Como si pretendiera demostrar tal afirmación o comprobar que seguía allí, miró un libro que llevaba enrollado en el bolsillo de la chaqueta.

—¿Y por qué hacen eso? ¿Por qué no te dejan tener libros?

—Esos gilipollas creen que si lees no sales del caparazón y no hablas de tus putos problemas. Como si con eso mejorara algo. Estoy intentando alejarme de los problemas, no chocar con ellos de frente. Además, tengo que ir a casa, aunque solo sea para recuperar el pendiente de diamante. Se me cayó de la oreja cuando Tiff me pegó y el dichoso perro pensó que era un caramelo de menta y se lo tragó. Le gustan mucho los caramelos de menta. Así que encerré al cabrón en el cobertizo para que la naturaleza siguiera su curso. Espero que nadie lo haya sacado a pasear. Ese pendiente me costó seis de los grandes.

Me eché a reír.

—Y yo que pensaba que me encomendaban todos los trabajos de mierda en el London City.

—Exacto —Drennan sonrió y eructó sonoramente—. Me gusta —dijo señalando el cuadro, y después escrutó la sala y asintió con aprobación—. Me gusta todo. Tu casa. Tu novia. Te lo has montado bien, cabronazo. Te envidio, Scott. Pero me alegro por ti después de todo lo que has pasado, ya sabes.

—Venga, idiota de los cojones. Te llevaré a casa.

—No —dijo Drennan—. Iré andando hasta King’s Road y cogeré un taxi. Con un poco de suerte, el conductor me reconocerá y me llevará gratis. Suele ocurrirme.

—Y así es como acabas en los periódicos por conseguir que el dueño de otro pub te eche a la calle. —Lo cogí del brazo—. Te llevo yo y no hay más que hablar.

Drennan logró zafarse con unos dedos sorprendentemente fuertes y meneó la cabeza.

—Tú quédate aquí con ese bomboncito tuyo. Cogeré un taxi.

—Directo a casa.

—Te lo prometo.

—Al menos déjame acompañarte un trozo —dije.

Fui con Drennan hasta King’s Road y paré un taxi. Pagué por anticipado al conductor y, mientras ayudaba a Drennan a subirse, deslicé doscientas libras en el bolsillo de su abrigo. Cuando estaba a punto de cerrar la puerta del coche, se dio la vuelta, me cogió la mano y la sostuvo con fuerza. En sus ojos azul claro asomaban lágrimas.

—Gracias, amigo.

—¿Por qué?

—Por ser un amigo, supongo. ¿Qué nos queda a gente como tú y como yo?

—No tienes que darme las gracias por eso. Precisamente tú, Matt.

—Gracias de todos modos.

—Ahora lárgate a casa antes de que me ponga sentimental.

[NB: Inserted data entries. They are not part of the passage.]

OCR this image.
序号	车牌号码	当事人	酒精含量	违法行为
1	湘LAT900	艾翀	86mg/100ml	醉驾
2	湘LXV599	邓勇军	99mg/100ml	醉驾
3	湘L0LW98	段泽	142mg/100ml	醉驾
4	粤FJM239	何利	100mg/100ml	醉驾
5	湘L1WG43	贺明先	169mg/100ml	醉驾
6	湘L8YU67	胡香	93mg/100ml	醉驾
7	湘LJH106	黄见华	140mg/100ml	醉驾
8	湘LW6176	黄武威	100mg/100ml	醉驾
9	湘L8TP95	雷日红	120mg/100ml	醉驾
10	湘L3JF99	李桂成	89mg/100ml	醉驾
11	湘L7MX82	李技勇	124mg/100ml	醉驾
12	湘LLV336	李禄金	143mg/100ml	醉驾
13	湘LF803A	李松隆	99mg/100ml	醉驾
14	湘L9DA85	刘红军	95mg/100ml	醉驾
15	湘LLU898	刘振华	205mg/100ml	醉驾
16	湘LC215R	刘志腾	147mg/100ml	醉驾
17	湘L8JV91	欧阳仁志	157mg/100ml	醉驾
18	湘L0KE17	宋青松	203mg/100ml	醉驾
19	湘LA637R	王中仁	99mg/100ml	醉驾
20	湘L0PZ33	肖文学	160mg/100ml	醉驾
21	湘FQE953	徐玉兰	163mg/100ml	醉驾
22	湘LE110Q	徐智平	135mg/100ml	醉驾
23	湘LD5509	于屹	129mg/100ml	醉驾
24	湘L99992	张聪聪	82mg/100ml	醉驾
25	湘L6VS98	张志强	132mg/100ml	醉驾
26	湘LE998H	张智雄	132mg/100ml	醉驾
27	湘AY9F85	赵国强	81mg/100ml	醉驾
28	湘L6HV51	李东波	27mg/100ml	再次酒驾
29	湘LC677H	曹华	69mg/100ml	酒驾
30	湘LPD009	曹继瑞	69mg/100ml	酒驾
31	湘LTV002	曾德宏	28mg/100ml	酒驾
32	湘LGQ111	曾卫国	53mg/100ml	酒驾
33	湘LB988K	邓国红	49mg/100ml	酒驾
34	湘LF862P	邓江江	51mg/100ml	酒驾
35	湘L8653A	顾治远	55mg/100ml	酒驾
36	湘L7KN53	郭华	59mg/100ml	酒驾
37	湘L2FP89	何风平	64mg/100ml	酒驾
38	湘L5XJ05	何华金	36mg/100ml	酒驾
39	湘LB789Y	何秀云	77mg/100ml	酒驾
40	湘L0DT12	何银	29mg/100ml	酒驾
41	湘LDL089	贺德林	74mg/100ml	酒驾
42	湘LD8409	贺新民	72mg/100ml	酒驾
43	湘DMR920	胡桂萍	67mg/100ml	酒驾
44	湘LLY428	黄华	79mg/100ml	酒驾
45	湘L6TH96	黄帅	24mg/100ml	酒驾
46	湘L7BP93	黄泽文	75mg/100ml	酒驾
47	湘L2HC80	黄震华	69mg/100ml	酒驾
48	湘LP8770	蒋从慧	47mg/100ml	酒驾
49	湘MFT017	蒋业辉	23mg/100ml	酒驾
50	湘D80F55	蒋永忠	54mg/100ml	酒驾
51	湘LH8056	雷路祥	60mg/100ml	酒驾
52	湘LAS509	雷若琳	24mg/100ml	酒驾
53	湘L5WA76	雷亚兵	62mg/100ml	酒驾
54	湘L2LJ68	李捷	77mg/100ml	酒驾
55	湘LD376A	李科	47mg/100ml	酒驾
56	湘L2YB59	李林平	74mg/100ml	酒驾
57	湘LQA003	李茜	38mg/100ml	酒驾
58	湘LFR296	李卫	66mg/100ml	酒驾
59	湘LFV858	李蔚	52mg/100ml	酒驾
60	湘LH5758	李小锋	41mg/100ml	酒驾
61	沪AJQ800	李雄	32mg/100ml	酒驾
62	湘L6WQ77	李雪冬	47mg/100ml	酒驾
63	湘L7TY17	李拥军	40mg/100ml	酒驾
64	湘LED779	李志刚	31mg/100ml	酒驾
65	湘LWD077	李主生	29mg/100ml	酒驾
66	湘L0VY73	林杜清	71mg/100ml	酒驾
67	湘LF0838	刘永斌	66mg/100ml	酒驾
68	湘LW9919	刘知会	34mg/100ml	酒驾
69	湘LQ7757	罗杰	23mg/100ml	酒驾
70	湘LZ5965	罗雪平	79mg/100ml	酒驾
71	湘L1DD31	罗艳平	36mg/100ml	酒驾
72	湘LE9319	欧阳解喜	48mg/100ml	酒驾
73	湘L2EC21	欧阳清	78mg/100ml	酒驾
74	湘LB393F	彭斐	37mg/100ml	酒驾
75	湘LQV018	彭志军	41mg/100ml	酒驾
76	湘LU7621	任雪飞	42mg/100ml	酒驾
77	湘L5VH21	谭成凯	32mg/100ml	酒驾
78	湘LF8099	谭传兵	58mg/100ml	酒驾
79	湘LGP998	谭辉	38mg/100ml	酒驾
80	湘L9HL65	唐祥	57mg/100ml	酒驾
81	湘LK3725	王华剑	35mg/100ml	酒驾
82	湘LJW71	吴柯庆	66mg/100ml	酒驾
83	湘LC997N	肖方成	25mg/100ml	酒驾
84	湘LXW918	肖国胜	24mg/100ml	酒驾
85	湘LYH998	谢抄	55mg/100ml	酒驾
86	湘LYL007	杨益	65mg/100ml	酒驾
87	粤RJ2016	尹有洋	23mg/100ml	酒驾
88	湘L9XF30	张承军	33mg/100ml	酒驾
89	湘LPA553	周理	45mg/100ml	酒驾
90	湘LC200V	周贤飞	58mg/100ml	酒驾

Había un hombre sentado en la acera delante del cajero. Le di un billete de veinte, aunque, sinceramente, habría sido mejor darle los doscientos. Al menos estaba sobrio. En cuanto le hube metido el dinero en el bolsillo a Drenno supe que era un error, igual que sabía que era un error no llevarlo yo mismo a casa, pero así son las cosas a veces; te olvidas de cómo es tratar con borrachos, de lo autodestructivos que pueden llegar a ser. Sobre todo un borracho como Drenno.